Designing data tool-kit: Your Open-Source Atlas
2024-12-07 , Main Stream
Language: English

Navigating the vast ocean of data tools can be overwhelming, but with the right approach, it becomes manageable and even empowering. Via this session, we'll explore how to create a tailored data toolkit using open-source solutions. I’ll share practical steps and guiding questions to help you choose suitable tools, ensure reproducibility, and build flexible workflows that grow with your needs.


It's easy to get lost in the ocean of tools and technologies in the world of data. To stay on course, I came up with a simple mental model to help create an effective tech toolkit. These guiding principles inspired the creation of DataJourney.

Questions, which I ask to get started

Start with the Why: What Are Your Goals?
Ask: What’s the main purpose of this workflow? What problem are we solving?

Identify the Pain Points: Where Are the Gaps?
Ask: What challenges or bottlenecks are we facing?
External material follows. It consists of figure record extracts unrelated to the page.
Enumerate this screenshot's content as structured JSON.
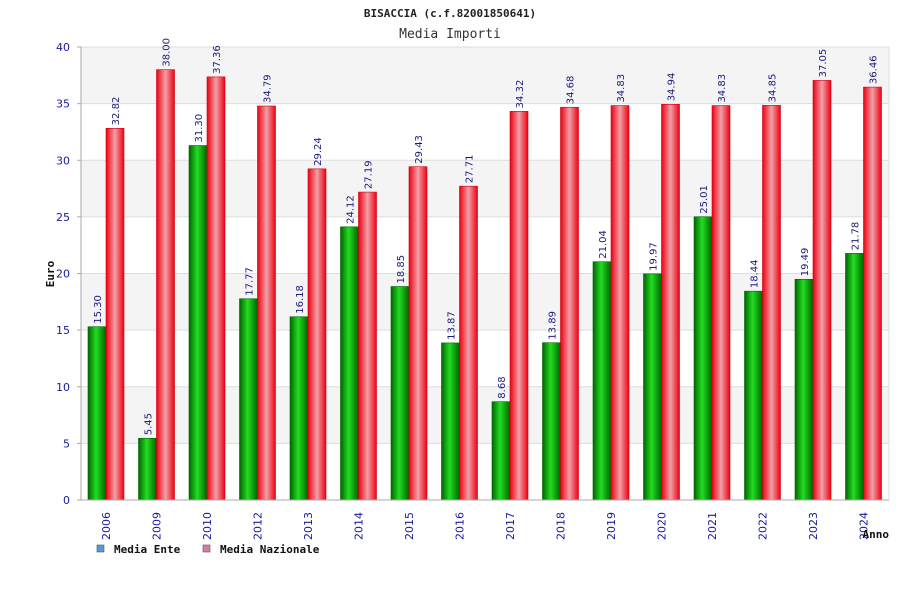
{
  "chart_data": {
    "type": "bar",
    "title": "BISACCIA (c.f.82001850641)",
    "subtitle": "Media Importi",
    "xlabel": "Anno",
    "ylabel": "Euro",
    "ylim": [
      0,
      40
    ],
    "yticks": [
      0,
      5,
      10,
      15,
      20,
      25,
      30,
      35,
      40
    ],
    "grid": true,
    "legend_position": "bottom-left",
    "categories": [
      "2006",
      "2009",
      "2010",
      "2012",
      "2013",
      "2014",
      "2015",
      "2016",
      "2017",
      "2018",
      "2019",
      "2020",
      "2021",
      "2022",
      "2023",
      "2024"
    ],
    "series": [
      {
        "name": "Media Ente",
        "color": "#00aa00",
        "legend_color": "#5599dd",
        "values": [
          15.3,
          5.45,
          31.3,
          17.77,
          16.18,
          24.12,
          18.85,
          13.87,
          8.68,
          13.89,
          21.04,
          19.97,
          25.01,
          18.44,
          19.49,
          21.78
        ],
        "labels": [
          "15.30",
          "5.45",
          "31.30",
          "17.77",
          "16.18",
          "24.12",
          "18.85",
          "13.87",
          "8.68",
          "13.89",
          "21.04",
          "19.97",
          "25.01",
          "18.44",
          "19.49",
          "21.78"
        ]
      },
      {
        "name": "Media Nazionale",
        "color": "#ee1122",
        "legend_color": "#dd77aa",
        "values": [
          32.82,
          38.0,
          37.36,
          34.79,
          29.24,
          27.19,
          29.43,
          27.71,
          34.32,
          34.68,
          34.83,
          34.94,
          34.83,
          34.85,
          37.05,
          36.46
        ],
        "labels": [
          "32.82",
          "38.00",
          "37.36",
          "34.79",
          "29.24",
          "27.19",
          "29.43",
          "27.71",
          "34.32",
          "34.68",
          "34.83",
          "34.94",
          "34.83",
          "34.85",
          "37.05",
          "36.46"
        ]
      }
    ]
  }
}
What’s missing in our current setup?

Simplify the Options: What Tools Fit Our Needs?
Ask: Which tools address our pain points without adding unnecessary complexity?
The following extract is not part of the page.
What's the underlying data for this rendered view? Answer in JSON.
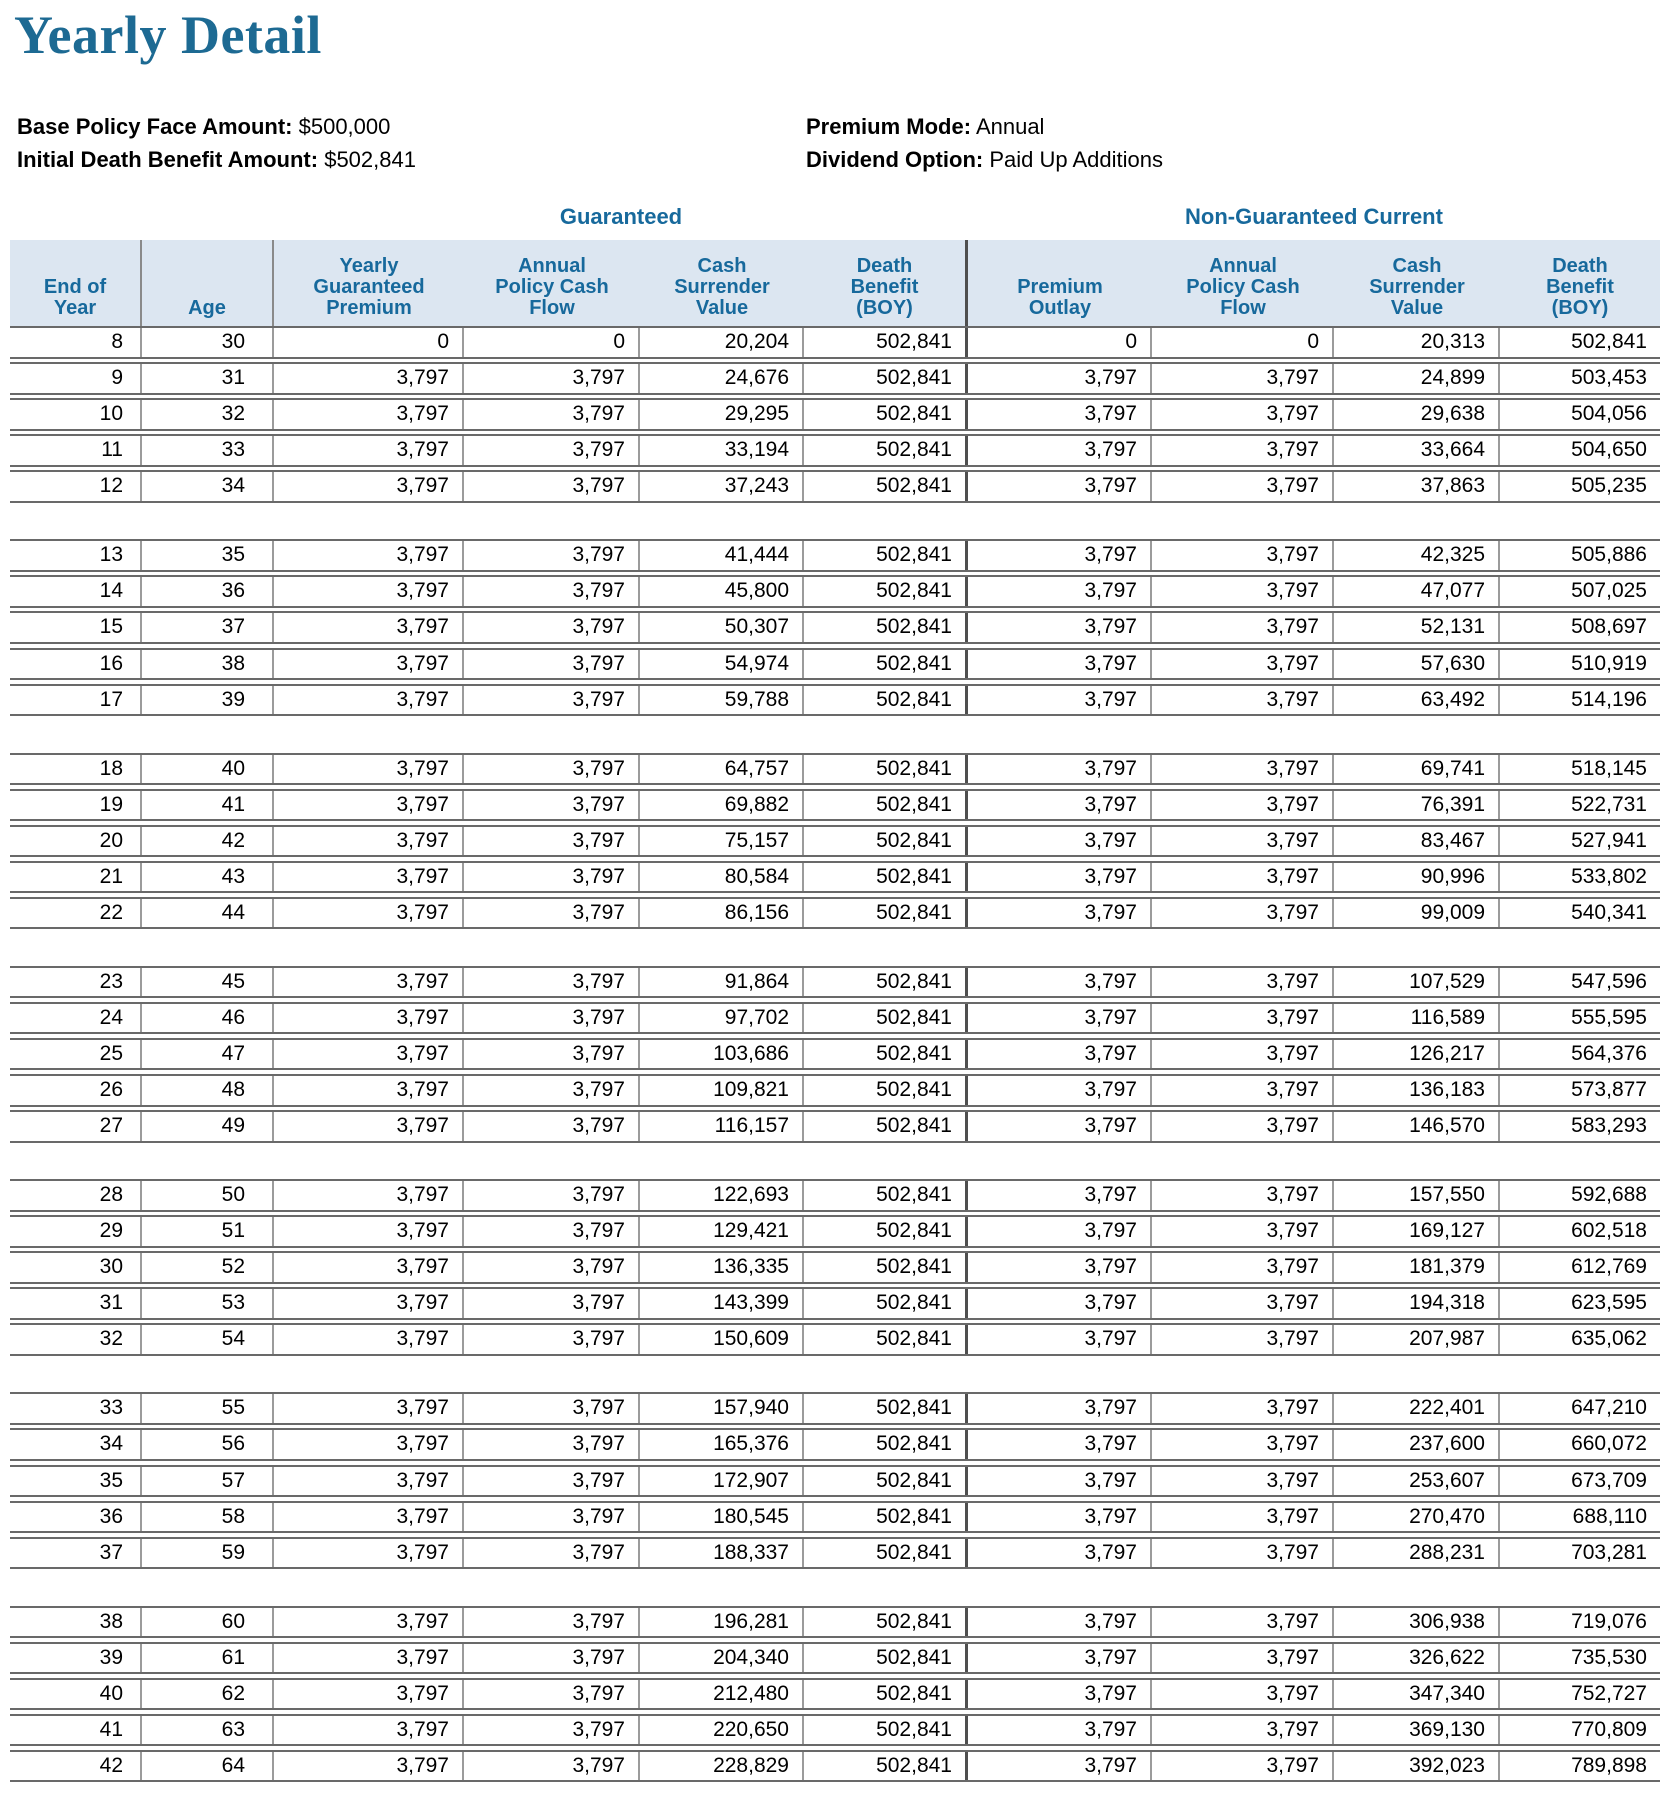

Focus on Reproducibility: How Do We Ensure Consistency?
Ask: How can we make this workflow easy to repeat and share with others?

Build with Flexibility: How Can We Adapt Over Time?
Ask: Are the tools chosen scalable?

Test and Learn: How Does It Work in Practice?
Ask: How can we test this setup quickly? What feedback can we gather to improve it?

Iterate and Improve: What’s the Next Step?
Ask: What worked well, and what needs tweaking? How can we optimize further?

Outcome is a tool-kit which is customised, and scalable. All powered with open-source 💜

I'm a data generalist, strategist, and community builder with a passion for Open Science. I thrive on creativity and innovation, bringing new ideas to life. From exploring the depths of the ocean to scaling mountains, I love venturing into uncharted territories.